Entre suas memórias de infância estão as brincadeiras que fazia. “Gostava de jogar beisebol. Subir com os primos na carreta do trator e andar por 2 km até chegar ao campo. Era divertido. No tempo livre, ficava na biblioteca lendo mangá”.

Kadji considera que sua própria identidade é brasileira, apesar de ter convivido intensamente com a cultura japonesa. Bem humorado, diz: “nipo-caipira pra ser mais exato”. Sua identidade tem muito em comum com a cultura da Comunidade Yuba. O yubense justifica: “arroz e feijão no prato, missoshiru de acompanhamento”. É verdade que esta é uma típica refeição de nikkeis, misturando pratos brasileiros e japoneses.

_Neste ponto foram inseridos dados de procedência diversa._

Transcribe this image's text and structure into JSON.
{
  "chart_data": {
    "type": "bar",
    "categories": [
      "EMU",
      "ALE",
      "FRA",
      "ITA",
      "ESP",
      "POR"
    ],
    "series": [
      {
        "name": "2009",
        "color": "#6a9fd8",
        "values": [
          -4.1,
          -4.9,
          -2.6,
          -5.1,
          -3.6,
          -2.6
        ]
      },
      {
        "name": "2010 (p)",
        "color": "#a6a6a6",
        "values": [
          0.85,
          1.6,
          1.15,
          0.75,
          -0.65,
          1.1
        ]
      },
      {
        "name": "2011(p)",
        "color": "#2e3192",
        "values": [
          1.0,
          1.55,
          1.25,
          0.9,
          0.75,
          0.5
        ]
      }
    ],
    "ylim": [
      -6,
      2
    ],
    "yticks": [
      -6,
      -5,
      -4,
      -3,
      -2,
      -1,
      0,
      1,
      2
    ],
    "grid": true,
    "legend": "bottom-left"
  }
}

Um grande aprendizado que tirou de Yuba e deve levar para o resto da vida é “ser bom no que gosta abre portas e te leva longe. A comunidade tem amigos e parentes espalhados pelo mundo que mostram isso”.

Graças a isto, teve uma experiência “ótima” no Japão. “Fui contratado por uma editora brasileira para ser redator/tradutor na unidade de Tóquio”, conta. Trabalhou durante dois anos e depois se tornou bolsista e fez Mestrado em Comunicação na Meiji University, porém, sem concluir.

“O grande motivador foi a minha insegurança com a língua japonesa. Concluí que, para elevar o nível, precisava viver lá”. Kadji explica que estava disposto a ir como dekassegui, assim como seu pai, para juntar dinheiro e depois estudar, mas acabou optando pela oportunidade na editora.

Assim, com certeza, a Comunidade Yuba e sua riqueza cultural têm muito a ensinar a todos nós, nipo-descendentes ou não. É preciso apenas nos deixar ser inspirados.